Seine allererste Erzählung „Neulich in der Bäckerei“ wirkte noch etwas
unbeholfen, vor allem, da weder Brot noch Menschen in ihr vorkommen. Aber schon
in „Ein Mittwoch in Kassel“ gewann er an erzählerischer Stringenz. Seine erste
Auftragsarbeit war ein Werbespruch für das Schaufenster der Metzgerei
Schmirgelberger: „Wurst und Schmalz, Gott erhalt’s“. Dafür bekam Bonetti drei
Ringe Fleischwurst und eine Dose Schwartenmagen. Die Konserve besitzt er heute
noch, sie soll als Exponat im geplanten Bonetti-Museum ausgestellt werden.
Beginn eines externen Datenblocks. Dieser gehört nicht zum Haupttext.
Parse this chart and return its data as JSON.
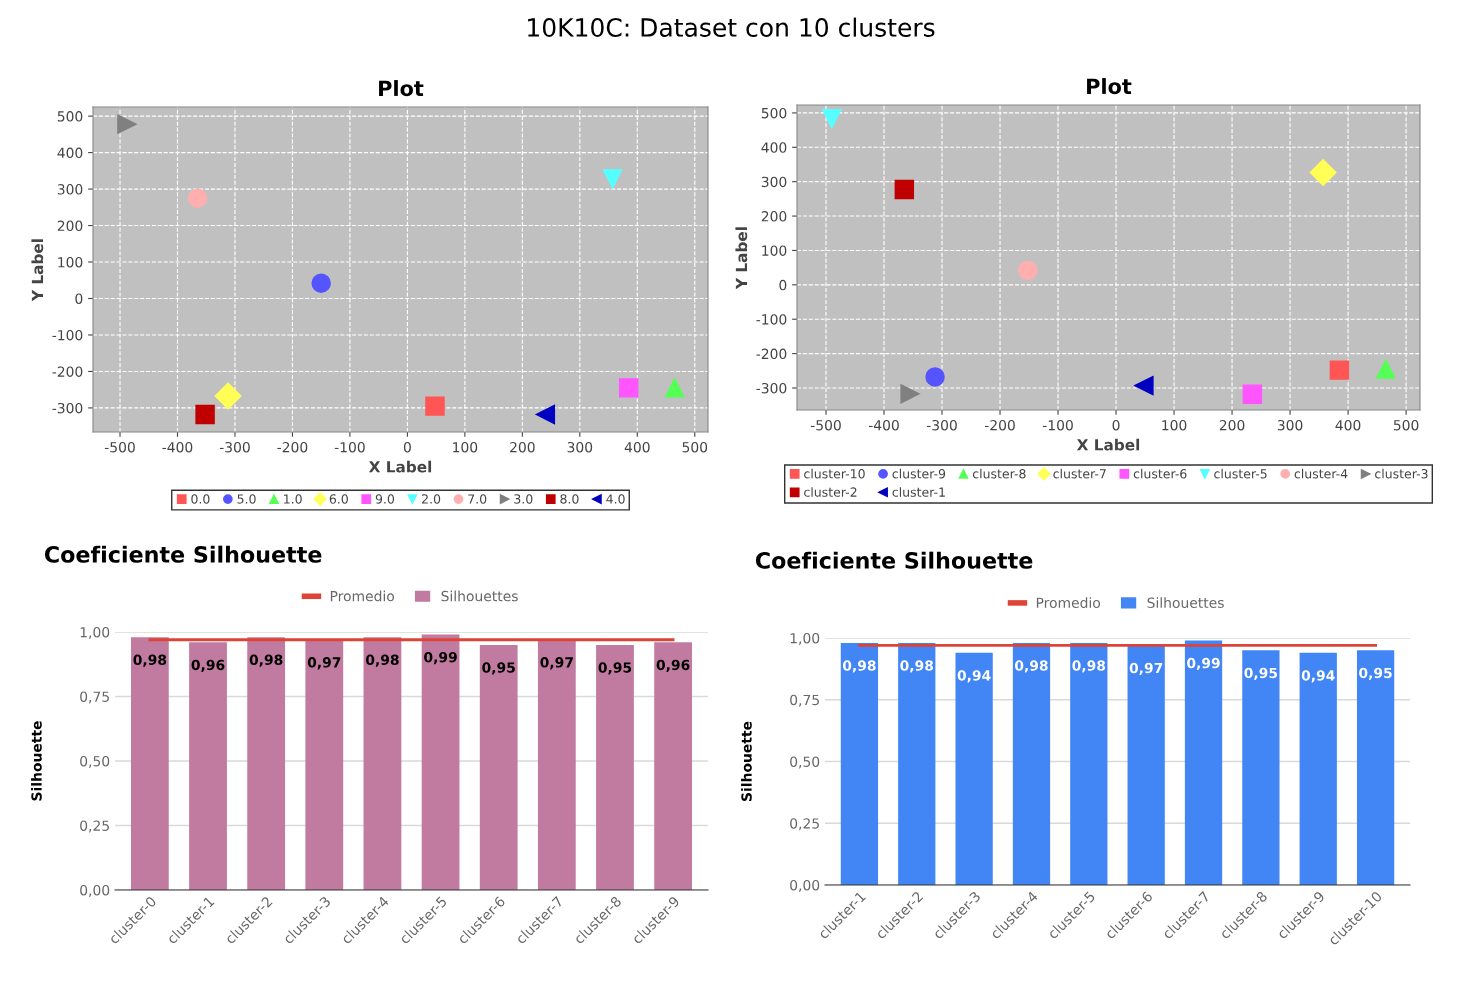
{
  "chart_data": [
    {
      "type": "scatter",
      "title": "Plot",
      "xlabel": "X Label",
      "ylabel": "Y Label",
      "annotations": [
        "10K10C: Dataset con 10 clusters"
      ],
      "xlim": [
        -547,
        523
      ],
      "ylim": [
        -366,
        525
      ],
      "xticks": [
        -500,
        -400,
        -300,
        -200,
        -100,
        0,
        100,
        200,
        300,
        400,
        500
      ],
      "yticks": [
        -300,
        -200,
        -100,
        0,
        100,
        200,
        300,
        400,
        500
      ],
      "grid": true,
      "legend": "bottom",
      "series": [
        {
          "name": "0.0",
          "color": "#ff5555",
          "marker": "square",
          "x": [
            48
          ],
          "values": [
            -295
          ]
        },
        {
          "name": "5.0",
          "color": "#5555ff",
          "marker": "circle",
          "x": [
            -150
          ],
          "values": [
            42
          ]
        },
        {
          "name": "1.0",
          "color": "#55ff55",
          "marker": "triangle",
          "x": [
            465
          ],
          "values": [
            -245
          ]
        },
        {
          "name": "6.0",
          "color": "#ffff55",
          "marker": "diamond",
          "x": [
            -312
          ],
          "values": [
            -267
          ]
        },
        {
          "name": "9.0",
          "color": "#ff55ff",
          "marker": "square",
          "x": [
            385
          ],
          "values": [
            -245
          ]
        },
        {
          "name": "2.0",
          "color": "#55ffff",
          "marker": "triangle_down",
          "x": [
            357
          ],
          "values": [
            328
          ]
        },
        {
          "name": "7.0",
          "color": "#ffafaf",
          "marker": "circle",
          "x": [
            -365
          ],
          "values": [
            275
          ]
        },
        {
          "name": "3.0",
          "color": "#808080",
          "marker": "triangle_right",
          "x": [
            -488
          ],
          "values": [
            478
          ]
        },
        {
          "name": "8.0",
          "color": "#c00000",
          "marker": "square",
          "x": [
            -352
          ],
          "values": [
            -318
          ]
        },
        {
          "name": "4.0",
          "color": "#0000c0",
          "marker": "triangle_left",
          "x": [
            240
          ],
          "values": [
            -318
          ]
        }
      ]
    },
    {
      "type": "scatter",
      "title": "Plot",
      "xlabel": "X Label",
      "ylabel": "Y Label",
      "xlim": [
        -550,
        524
      ],
      "ylim": [
        -364,
        523
      ],
      "xticks": [
        -500,
        -400,
        -300,
        -200,
        -100,
        0,
        100,
        200,
        300,
        400,
        500
      ],
      "yticks": [
        -300,
        -200,
        -100,
        0,
        100,
        200,
        300,
        400,
        500
      ],
      "grid": true,
      "legend": "bottom",
      "series": [
        {
          "name": "cluster-10",
          "color": "#ff5555",
          "marker": "square",
          "x": [
            385
          ],
          "values": [
            -248
          ]
        },
        {
          "name": "cluster-9",
          "color": "#5555ff",
          "marker": "circle",
          "x": [
            -312
          ],
          "values": [
            -268
          ]
        },
        {
          "name": "cluster-8",
          "color": "#55ff55",
          "marker": "triangle",
          "x": [
            465
          ],
          "values": [
            -245
          ]
        },
        {
          "name": "cluster-7",
          "color": "#ffff55",
          "marker": "diamond",
          "x": [
            357
          ],
          "values": [
            327
          ]
        },
        {
          "name": "cluster-6",
          "color": "#ff55ff",
          "marker": "square",
          "x": [
            235
          ],
          "values": [
            -318
          ]
        },
        {
          "name": "cluster-5",
          "color": "#55ffff",
          "marker": "triangle_down",
          "x": [
            -490
          ],
          "values": [
            483
          ]
        },
        {
          "name": "cluster-4",
          "color": "#ffafaf",
          "marker": "circle",
          "x": [
            -152
          ],
          "values": [
            42
          ]
        },
        {
          "name": "cluster-3",
          "color": "#808080",
          "marker": "triangle_right",
          "x": [
            -355
          ],
          "values": [
            -317
          ]
        },
        {
          "name": "cluster-2",
          "color": "#c00000",
          "marker": "square",
          "x": [
            -365
          ],
          "values": [
            277
          ]
        },
        {
          "name": "cluster-1",
          "color": "#0000c0",
          "marker": "triangle_left",
          "x": [
            48
          ],
          "values": [
            -293
          ]
        }
      ]
    },
    {
      "type": "bar",
      "title": "Coeficiente Silhouette",
      "ylabel": "Silhouette",
      "categories": [
        "cluster-0",
        "cluster-1",
        "cluster-2",
        "cluster-3",
        "cluster-4",
        "cluster-5",
        "cluster-6",
        "cluster-7",
        "cluster-8",
        "cluster-9"
      ],
      "ylim": [
        0,
        1
      ],
      "yticks": [
        {
          "value": 0,
          "label": "0,00"
        },
        {
          "value": 0.25,
          "label": "0,25"
        },
        {
          "value": 0.5,
          "label": "0,50"
        },
        {
          "value": 0.75,
          "label": "0,75"
        },
        {
          "value": 1,
          "label": "1,00"
        }
      ],
      "grid": "y",
      "legend": "top",
      "series": [
        {
          "name": "Promedio",
          "type": "line",
          "color": "#db4437",
          "values": [
            0.97,
            0.97,
            0.97,
            0.97,
            0.97,
            0.97,
            0.97,
            0.97,
            0.97,
            0.97
          ]
        },
        {
          "name": "Silhouettes",
          "type": "bar",
          "color": "#c27ba0",
          "values": [
            0.98,
            0.96,
            0.98,
            0.97,
            0.98,
            0.99,
            0.95,
            0.97,
            0.95,
            0.96
          ],
          "value_labels": [
            "0,98",
            "0,96",
            "0,98",
            "0,97",
            "0,98",
            "0,99",
            "0,95",
            "0,97",
            "0,95",
            "0,96"
          ]
        }
      ]
    },
    {
      "type": "bar",
      "title": "Coeficiente Silhouette",
      "ylabel": "Silhouette",
      "categories": [
        "cluster-1",
        "cluster-2",
        "cluster-3",
        "cluster-4",
        "cluster-5",
        "cluster-6",
        "cluster-7",
        "cluster-8",
        "cluster-9",
        "cluster-10"
      ],
      "ylim": [
        0,
        1
      ],
      "yticks": [
        {
          "value": 0,
          "label": "0,00"
        },
        {
          "value": 0.25,
          "label": "0,25"
        },
        {
          "value": 0.5,
          "label": "0,50"
        },
        {
          "value": 0.75,
          "label": "0,75"
        },
        {
          "value": 1,
          "label": "1,00"
        }
      ],
      "grid": "y",
      "legend": "top",
      "series": [
        {
          "name": "Promedio",
          "type": "line",
          "color": "#db4437",
          "values": [
            0.97,
            0.97,
            0.97,
            0.97,
            0.97,
            0.97,
            0.97,
            0.97,
            0.97,
            0.97
          ]
        },
        {
          "name": "Silhouettes",
          "type": "bar",
          "color": "#4285f4",
          "values": [
            0.98,
            0.98,
            0.94,
            0.98,
            0.98,
            0.97,
            0.99,
            0.95,
            0.94,
            0.95
          ],
          "value_labels": [
            "0,98",
            "0,98",
            "0,94",
            "0,98",
            "0,98",
            "0,97",
            "0,99",
            "0,95",
            "0,94",
            "0,95"
          ]
        }
      ]
    }
  ]
}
Auf der Herrentoilette des
Kaufhauses in der Bad Nauheimer Innenstadt lernte er seine spätere Frau kennen,
Ilse Hurtig. Sie hatte sich in der Tür geirrt. Zu dieser Zeit studierte sie
Spätbyzantinistik auf Lehramt und redete gerne mit dem Fernseher. Bonetti
begann, Texte für das Radio zu schreiben, anfangs war er für die Staumeldungen
zuständig. Als der Kollege von den Nachrichten eines Tages, es war ein
Aschermittwoch, nicht zur Arbeit erschien, kam Bonettis große Stunde. Er
schrieb die Nachrichten und wurde mit dem irrtümlich vermeldeten Tod des
damaligen Bundeskanzlers Helmut Kohl rasch bundesweit bekannt. Seine Erlebnisse
beim Radio hat er später in der Anthologie „Ich höre Stimmen“ zu Papier
gebracht. Es folgten Arbeiten für den Pantomime-Kabarettisten Walter Schlund
und den auf Altersheime spezialisierten Alleinunterhalter und Elvis-Imitator
Oliver Wuppke. 1996 erschien dann sein Debütroman „Andy Bonetti und die
Todesmonster vom Mars“, der rasch die Hitlisten des Bahnhofsbuchhandels
stürmte. Der Rest ist bekannt. Selbst in Nepal hat man eine Straße nach ihm
benannt.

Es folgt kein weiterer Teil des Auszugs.